WHITEWASH CHAIRMAN. Bob Harris writes at thismodernworld.com: "I hear George W. Bush's hand-picked whitewashing of the Iraq intel failures will be co-chaired by Laurence Silberman. Described simply as a retired federal judge by most news reports, Silberman was until recently one of the three judges of the US Foreign Intelligence Surveillance Court of Review, which oversees sensitive domestic surveillance issues and approves of wiretaps of suspected terrorists. After 9/11, this became the judicial body which would uphold John Ashcroft's agenda in the PATRIOT Act and (in the words of the ACLU ...) "rubber-stamp government applications for intrusive surveillance warrants." In other words, Silberman hardly seems disinterested, and more like a full-fledged member of Team Death Star. Silberman is also one of the two judges who threw out Oliver North's Iran-Contra conviction. Later, he served as a 'mentor' to American Spectator writer David Brock during the years of constant character assassination against Bill Clinton.
PENTAGON CLIPS ONLY GOOD NEWS. Senior Pentagon managers have repeatedly ordered the department's widely read clipping service to exclude articles critical of the military and Defense Secretary Donald Rumsfeld, Howard Kurtz reported in the Feb. 9 Washington Post. Staffers at the Early Bird, whose service is devoured by Pentagon brass, lawmakers, journalists and military personnel around the world, were told to eliminate all newsmagazine articles last October -- four days after the publication of a Newsweek cover story on Iraq that included "Rummy's New Headaches" and a Time piece titled "Is Rumsfeld Losing His Mojo?" But the Pentagon press office has waived the magazine ban for some articles that senior managers deem positive -- such as the Time package on the American soldier as Person of the Year (which included a Rumsfeld interview) and two recent US News & World Report pieces -- one on civilian efforts in Iraq and an officer's column defending the ban on coverage of deceased soldiers arriving at Dover Air Force Base. Early Bird was ordered to exclude an unflattering Oct. 22 Washington Post profile of a deputy undersecretary who manages Iraq policy.

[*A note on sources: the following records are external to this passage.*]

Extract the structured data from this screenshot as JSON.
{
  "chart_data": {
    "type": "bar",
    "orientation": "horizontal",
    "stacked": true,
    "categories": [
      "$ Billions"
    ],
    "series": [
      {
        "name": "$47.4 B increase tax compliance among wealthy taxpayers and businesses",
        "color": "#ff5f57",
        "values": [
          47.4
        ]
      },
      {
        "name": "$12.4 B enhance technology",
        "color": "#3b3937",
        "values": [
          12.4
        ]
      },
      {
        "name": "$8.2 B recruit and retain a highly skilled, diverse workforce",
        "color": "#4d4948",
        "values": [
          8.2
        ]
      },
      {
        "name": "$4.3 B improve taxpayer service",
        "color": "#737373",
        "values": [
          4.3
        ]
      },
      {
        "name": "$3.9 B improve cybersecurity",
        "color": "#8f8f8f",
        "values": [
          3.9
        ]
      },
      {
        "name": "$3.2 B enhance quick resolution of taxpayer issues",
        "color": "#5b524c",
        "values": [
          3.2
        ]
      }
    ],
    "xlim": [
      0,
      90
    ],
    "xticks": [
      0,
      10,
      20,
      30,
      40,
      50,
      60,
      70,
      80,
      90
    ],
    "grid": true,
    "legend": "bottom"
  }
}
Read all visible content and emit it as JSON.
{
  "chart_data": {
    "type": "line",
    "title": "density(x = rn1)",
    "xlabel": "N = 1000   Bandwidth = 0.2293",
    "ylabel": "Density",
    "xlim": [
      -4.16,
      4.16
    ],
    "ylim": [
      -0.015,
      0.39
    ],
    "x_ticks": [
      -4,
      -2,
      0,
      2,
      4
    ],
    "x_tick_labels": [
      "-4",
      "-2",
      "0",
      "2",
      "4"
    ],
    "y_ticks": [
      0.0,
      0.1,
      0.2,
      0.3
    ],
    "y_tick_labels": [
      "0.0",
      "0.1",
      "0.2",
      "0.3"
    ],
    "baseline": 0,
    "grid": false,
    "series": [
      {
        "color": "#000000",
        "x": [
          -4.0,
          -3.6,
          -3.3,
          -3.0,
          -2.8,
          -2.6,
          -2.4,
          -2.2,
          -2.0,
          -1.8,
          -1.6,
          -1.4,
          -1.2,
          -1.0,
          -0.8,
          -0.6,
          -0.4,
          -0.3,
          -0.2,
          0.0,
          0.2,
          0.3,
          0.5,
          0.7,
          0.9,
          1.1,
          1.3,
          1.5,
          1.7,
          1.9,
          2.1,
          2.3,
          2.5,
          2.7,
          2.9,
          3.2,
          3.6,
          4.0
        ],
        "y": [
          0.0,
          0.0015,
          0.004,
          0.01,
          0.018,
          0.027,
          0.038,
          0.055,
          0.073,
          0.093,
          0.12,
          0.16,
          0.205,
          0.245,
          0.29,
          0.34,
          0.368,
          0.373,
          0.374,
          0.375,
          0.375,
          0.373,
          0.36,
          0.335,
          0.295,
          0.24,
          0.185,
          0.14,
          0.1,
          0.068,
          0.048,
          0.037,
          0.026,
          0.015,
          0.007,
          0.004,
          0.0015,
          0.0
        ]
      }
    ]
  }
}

CHENEY'S STAFF FOCUS OF PROBE. Federal law-enforcement officials said that they have developed evidence of possible criminal misconduct by two employees of Vice President Dick Cheney's office related to the unlawful exposure of a CIA officer's identity last year, Richard Sale reported in Insight Magazine for Feb. 17. Sources told Insight John Hannah and Cheney's chief of staff, Lewis "Scooter" Libby, were the two Cheney employees.